Psychologist Says Don’t Skip Valentine’s Day
With Valentine’s Day approaching, many couples won’t be celebrating the way they usually do. Not only has the global pandemic caused an economic crisis, but it also raised tension among couples.
Dr. Sarah Paper, a clinical psychologist with Allina Health said because everyone is home, there’s a lot more interactions. This can often add strain in relationships.
Paper suggests spending some alone time, but she’s encouraging couples to not skip out on Valentine’s Day.
“Valentines Day might feel kind of cheesy or silly for some people, but it can be a reminder that this is an important relationship and this is a really important time, even though its difficult to focus on taking care of each other and ourselves,” Paper said.
Paper said it’s important to model for children a good healthy relationship dynamic. That could mean expressing how to receive and give affection as well as how to resolve issues.
The doctor added that a romantic getaway during Valentine’s Day doesn’t need to be outside the home. A few suggestions would be to have dinner at home, but maybe eat in a different spot than where you normally would eat. Or have a picnic in the living room and dress up.

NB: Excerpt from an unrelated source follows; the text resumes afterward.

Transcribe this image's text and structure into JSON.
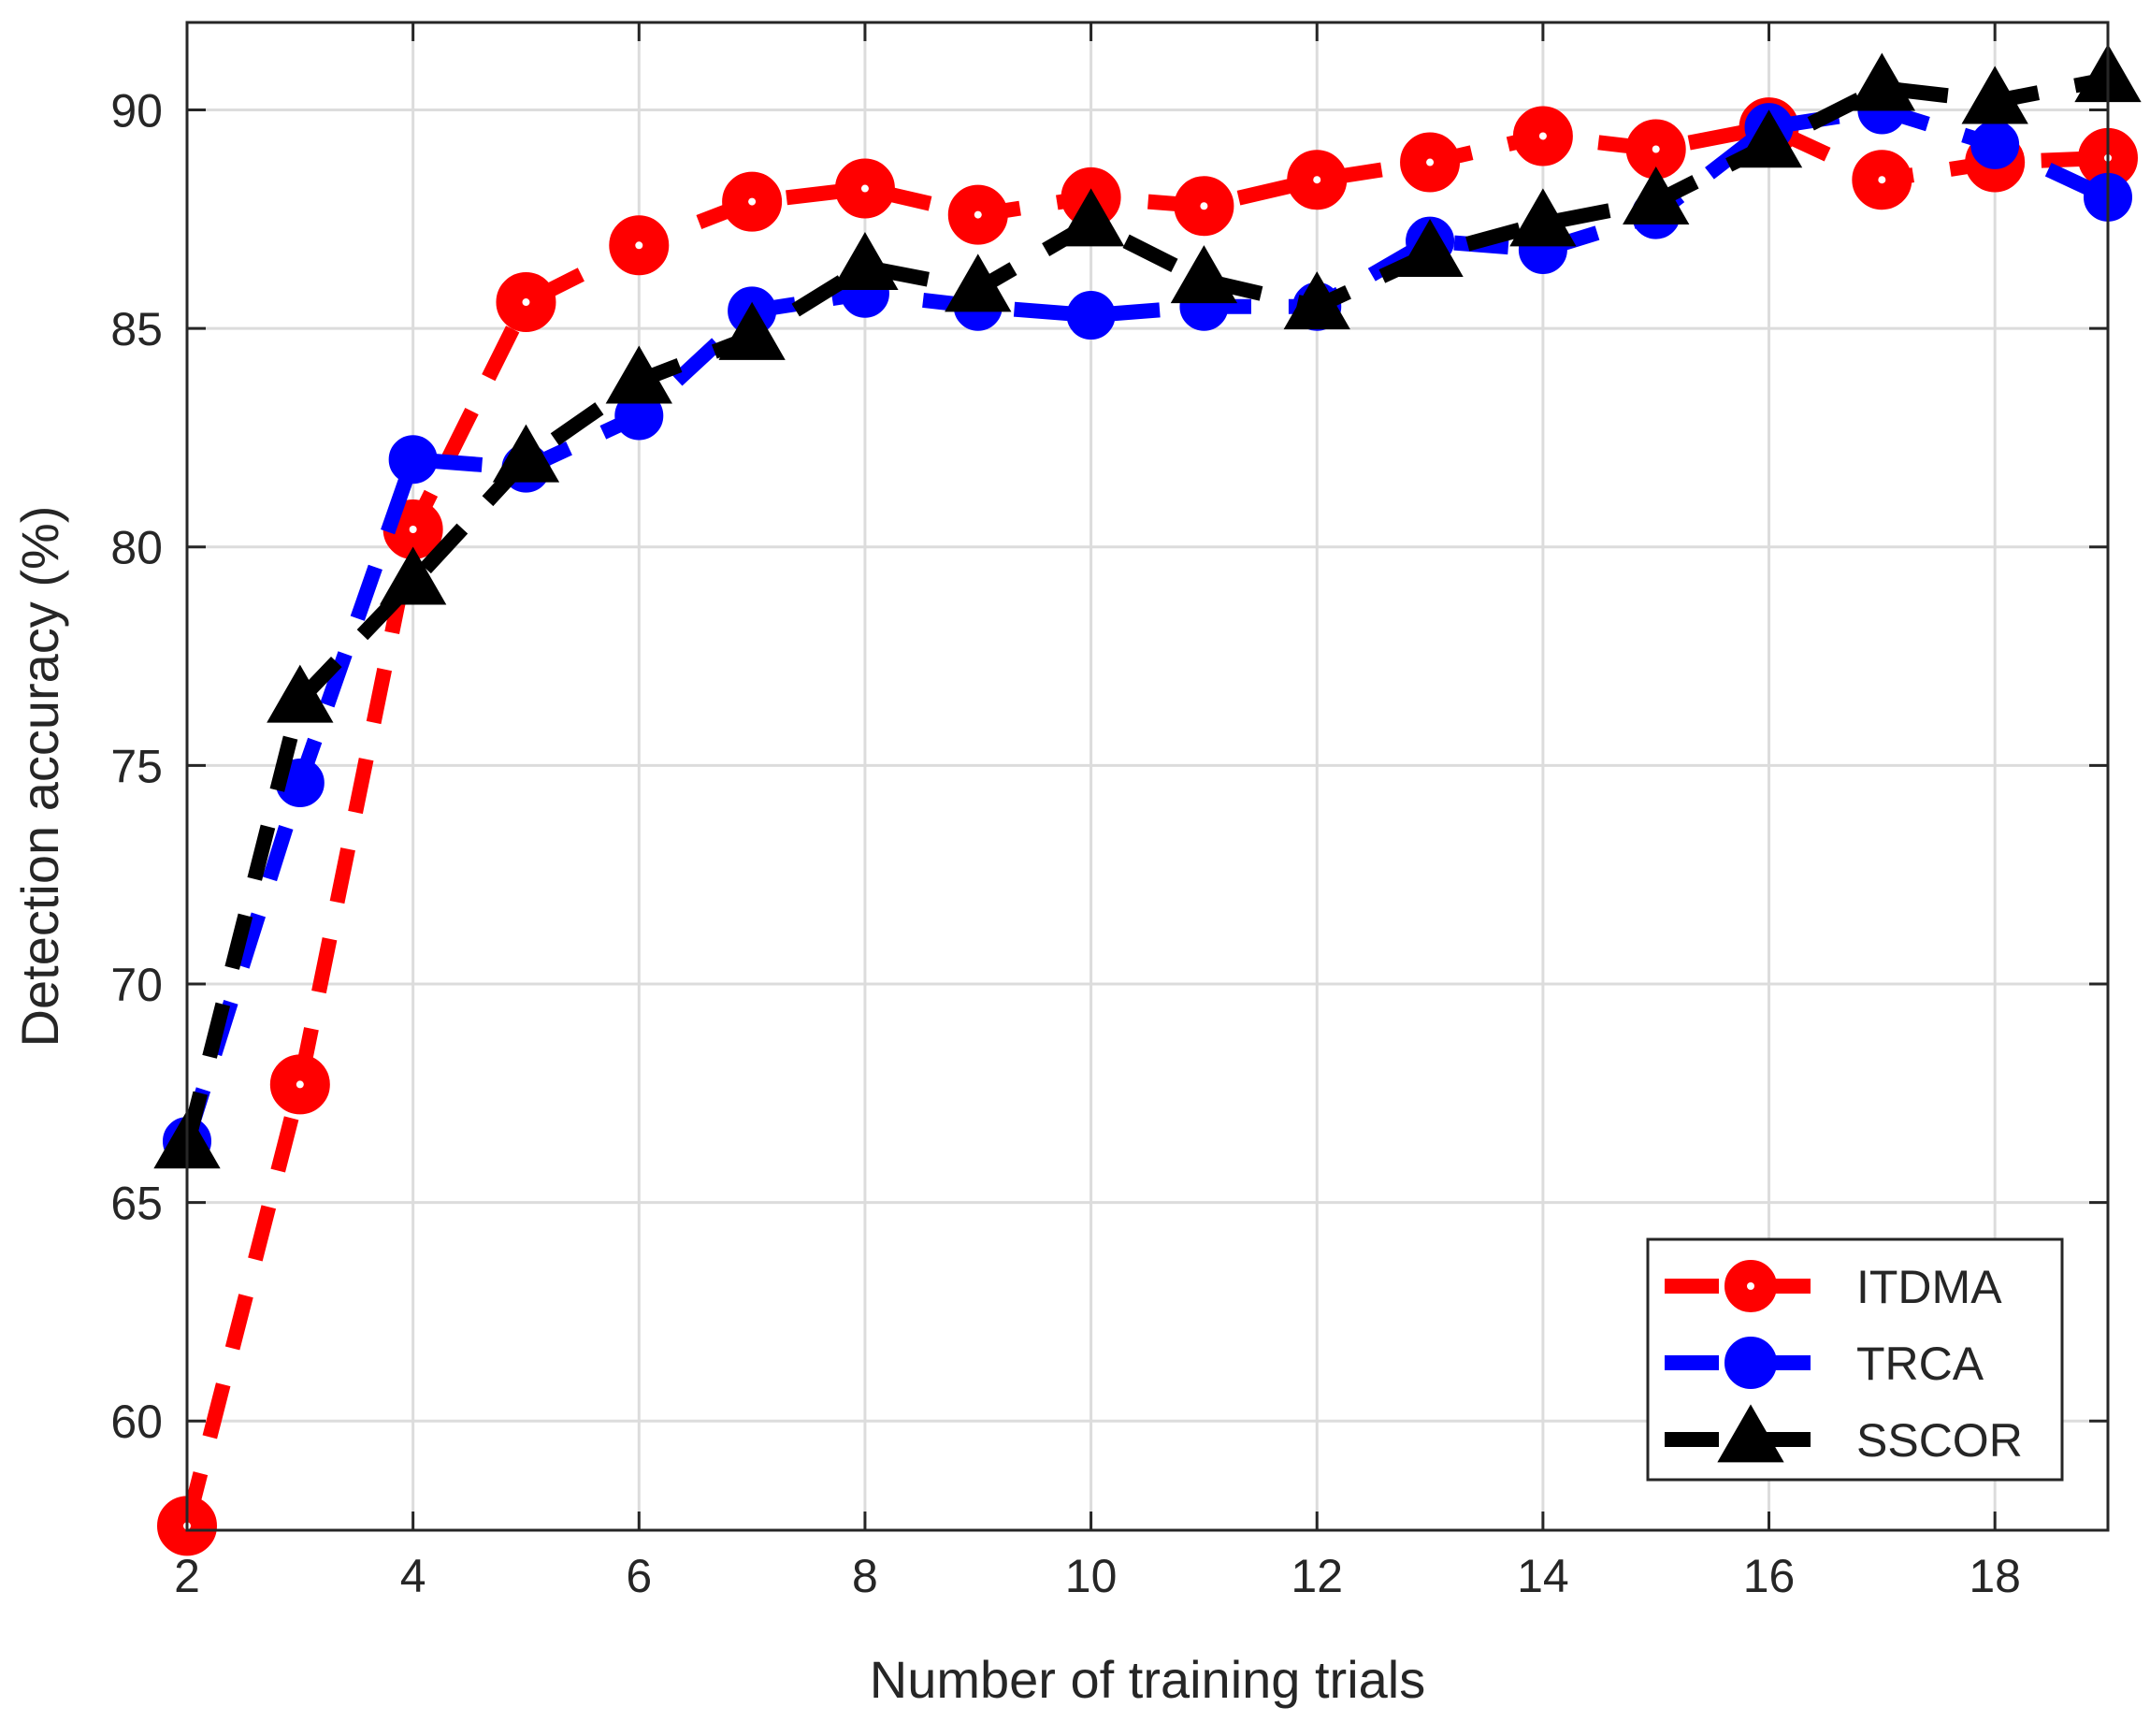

For the couples who might have unspoken expectations during Valentine’s Day, Paper said that can be a source of conflict.
“I would say to speak those unspoken expectations. The only way people know what you want is to say what you want,” she said.
If you’re spending the holiday alone, Paper advises to take care of yourself and don’t wait on anyone else. She said stop focusing on what others are boasting and find things you can boast about too.
“When you are happy and confident, a lot of times that does attract people. They see that and they want to join in and be with you,” said Paper.